Thursday, October 9, 2008

Preparations


Moshi, Moshi, students,

I am very busy getting ready for my trip to Japan. I depart this Sunday, and I still have much to do. Luckily, I did not wait until the last minute!

Are you wondering about the picture for this entry? Those are the gifts that I am going to take with me to give to the Japanese host family I will be staying with while I am in Minamisoma, Fukushima. One of he gifts I chose to bring is a book called Simply Beautiful by John Adams. It is a pictorial essay of our gorgeous scenery and people(of course, what else would a librarian bring!). The other is a tasteful product of Kentucky's cultural heritage. What I wanted you to notice was the beautiful wrapping---I did not do this! I do know that the Japanese appreciate a nicely wrapped and presented gift, so I asked a friend of mine, you know her as Miss Sarah, to do the job for me. She did a beautiful job--tasteful and elegant,also reflecting the current season, very appropriate for any Japanese person. I am confident my host family will admire and appreciate the coverings of my gifts. I will be sure to relate to you how they enjoyed them. The bundle of twigs in the lower left hand-corner Miss Sarah made for me on Tuesday. It is for a gift I have yet to purchase (okay, I did wait till the last minute on some stuff). I recently was told that the family I will be staying with includes a musuko san who likes to watch horse racing. I have ordered a t-shirt from the Kentucky Derby museum for him and will fold it in some copper-colored Shantung material I have. The twigs with red berries will decorate this last package.
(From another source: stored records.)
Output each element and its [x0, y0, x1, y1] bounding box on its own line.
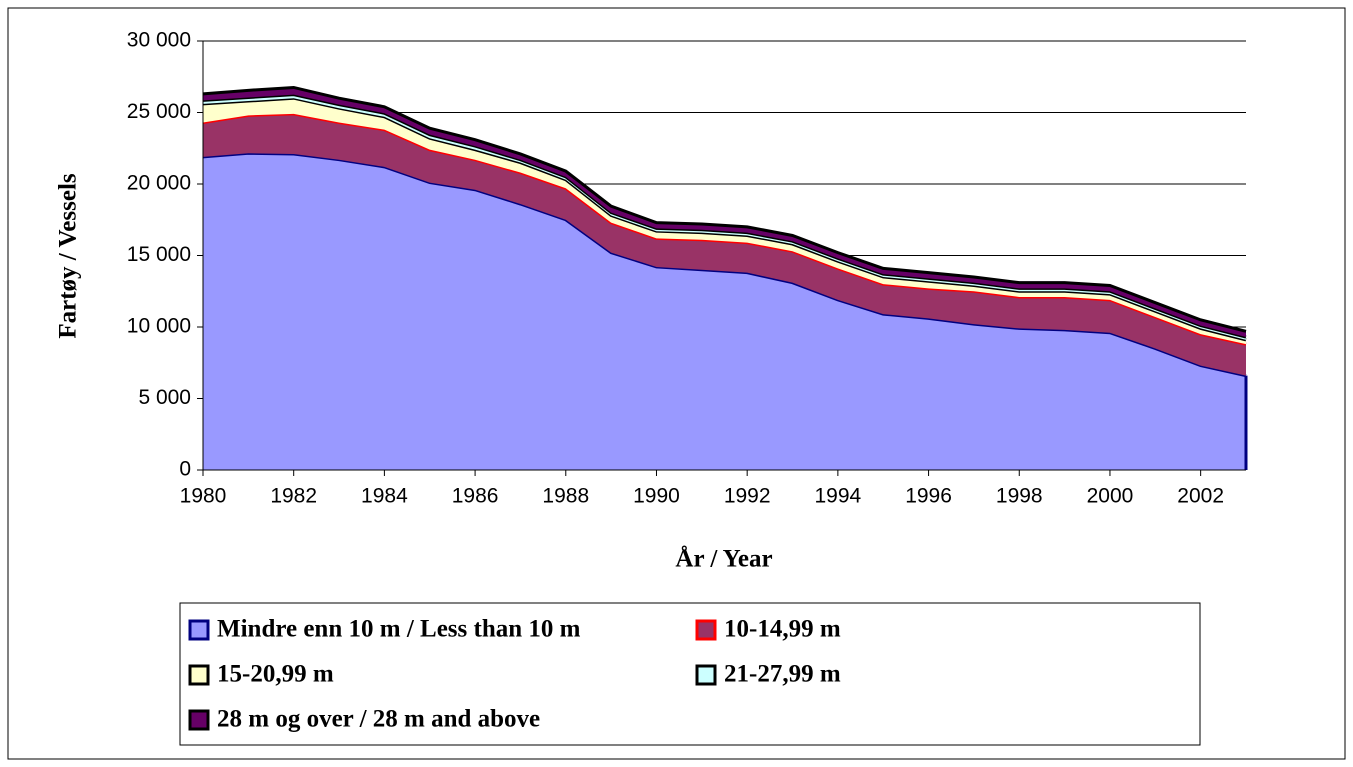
legend-swatch	[188, 664, 210, 686]
x-tick-label: 2002	[1177, 485, 1224, 508]
legend-swatch	[188, 619, 210, 641]
area-edge	[202, 85, 1247, 333]
x-tick-label: 1986	[452, 485, 499, 508]
x-tick-label: 1982	[270, 485, 317, 508]
x-tick-label: 1992	[724, 485, 771, 508]
y-tick-label: 25 000	[127, 100, 191, 123]
legend-label: 21-27,99 m	[724, 661, 841, 688]
y-tick-label: 20 000	[127, 172, 191, 195]
x-tick-label: 1996	[905, 485, 952, 508]
x-tick-label: 1980	[180, 485, 227, 508]
y-tick-label: 30 000	[127, 29, 191, 52]
legend-label: 15-20,99 m	[217, 661, 334, 688]
area	[203, 153, 1246, 470]
y-tick-label: 10 000	[127, 315, 191, 338]
x-tick-label: 1988	[542, 485, 589, 508]
legend	[179, 602, 1201, 746]
area	[203, 113, 1246, 376]
legend-swatch	[695, 664, 717, 686]
y-tick-label: 5 000	[138, 386, 191, 409]
x-tick-label: 1994	[815, 485, 862, 508]
x-tick-label: 2000	[1087, 485, 1134, 508]
x-tick-label: 1998	[996, 485, 1043, 508]
y-tick-label: 0	[179, 458, 191, 481]
y-axis-title: Fartøy / Vessels	[55, 173, 82, 339]
legend-label: 28 m og over / 28 m and above	[217, 706, 540, 733]
x-axis-title: År / Year	[675, 545, 772, 573]
legend-swatch	[695, 619, 717, 641]
legend-label: 10-14,99 m	[724, 616, 841, 643]
y-tick-label: 15 000	[127, 243, 191, 266]
x-tick-label: 1990	[633, 485, 680, 508]
legend-swatch	[188, 709, 210, 731]
legend-label: Mindre enn 10 m / Less than 10 m	[217, 616, 581, 643]
x-tick-label: 1984	[361, 485, 408, 508]
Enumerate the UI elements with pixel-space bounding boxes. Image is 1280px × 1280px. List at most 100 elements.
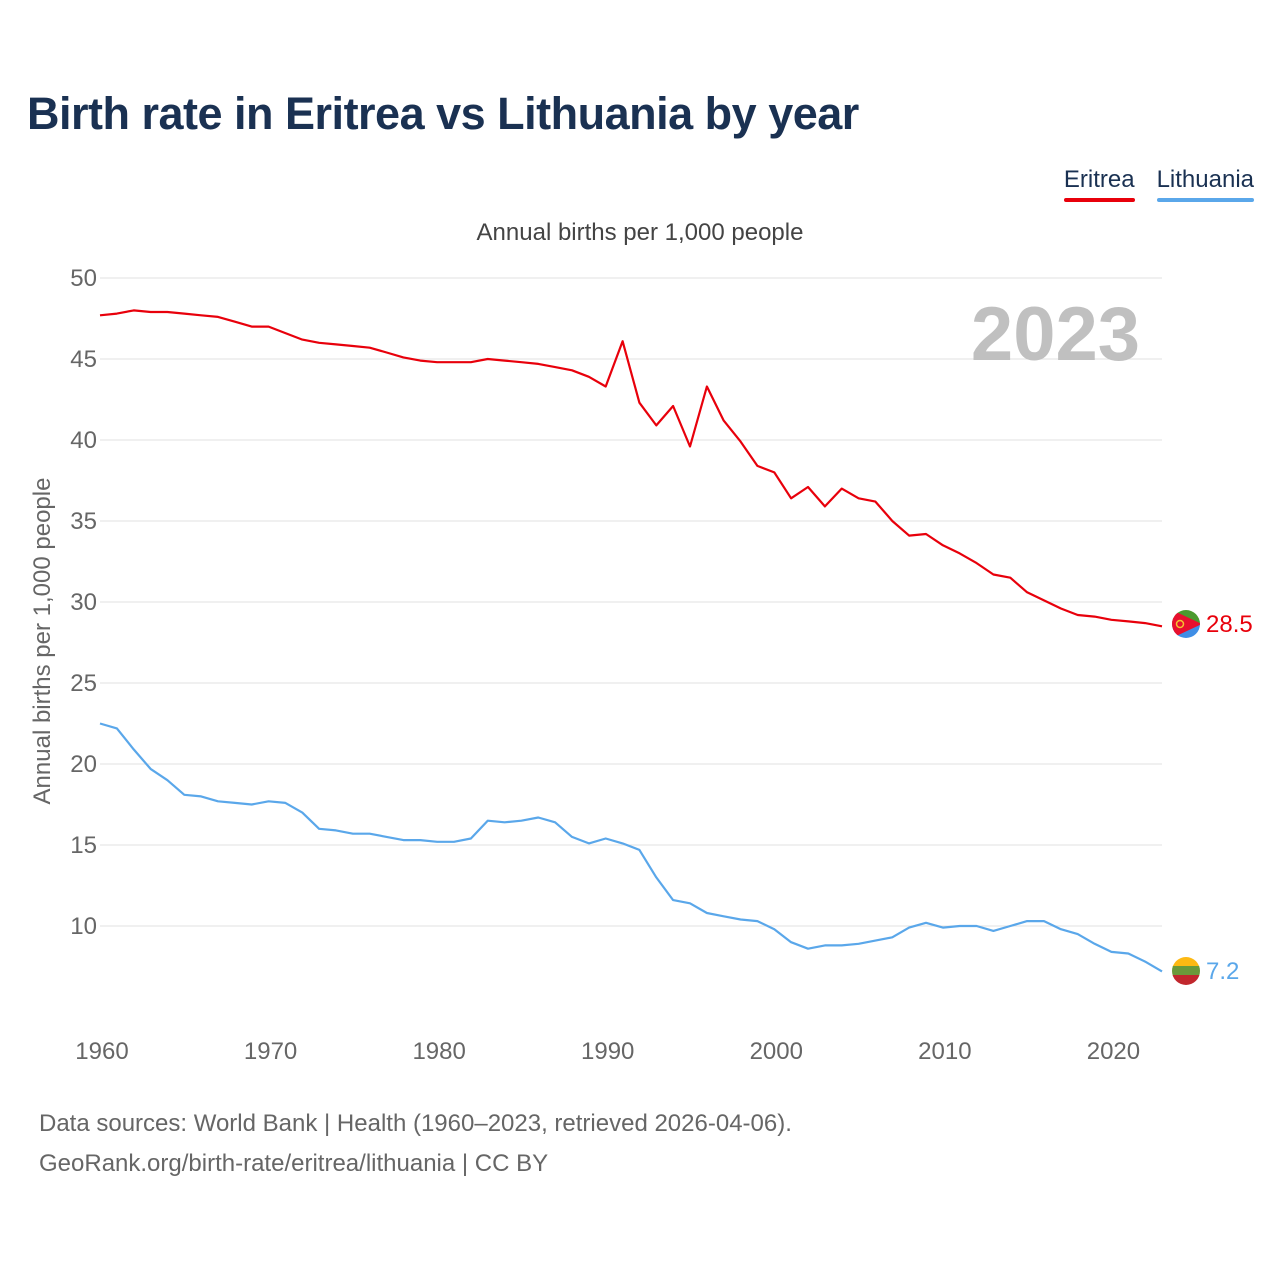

The Japanese call wrapping in cloth, furoshiki. It has become an art form,( their culture likes to take skills and perfect them into an art), but it had humble beginnings too. Historians believe that furoshiki began around the 700-1100's, but it took hold during the Edoperiod. Remember, I mentioned Edo as the village that became a city, and then evolved into what we now call Tokyo. It was during the Edo period that people going to the public baths,sento, would bundle up the clothes they were carrying. From this time cloth was used to wrap a variety of things, mostly because the Japanese are not a wasteful people, finding a use for what scraps of cloth they saved. In more recent times, furoshiki has fallen out of use due to the convenience of plastic bags. But, on March 6, 2006, the Japanese Minister of the Environment, Yuriko Koike, created a furoshiki cloth to promote its use in this modern day.
Since Miss Sarah used paper to wrap the presents shown, and had to fold it, I'd also like to talk about the art of origami, but I'll save that for a future posting.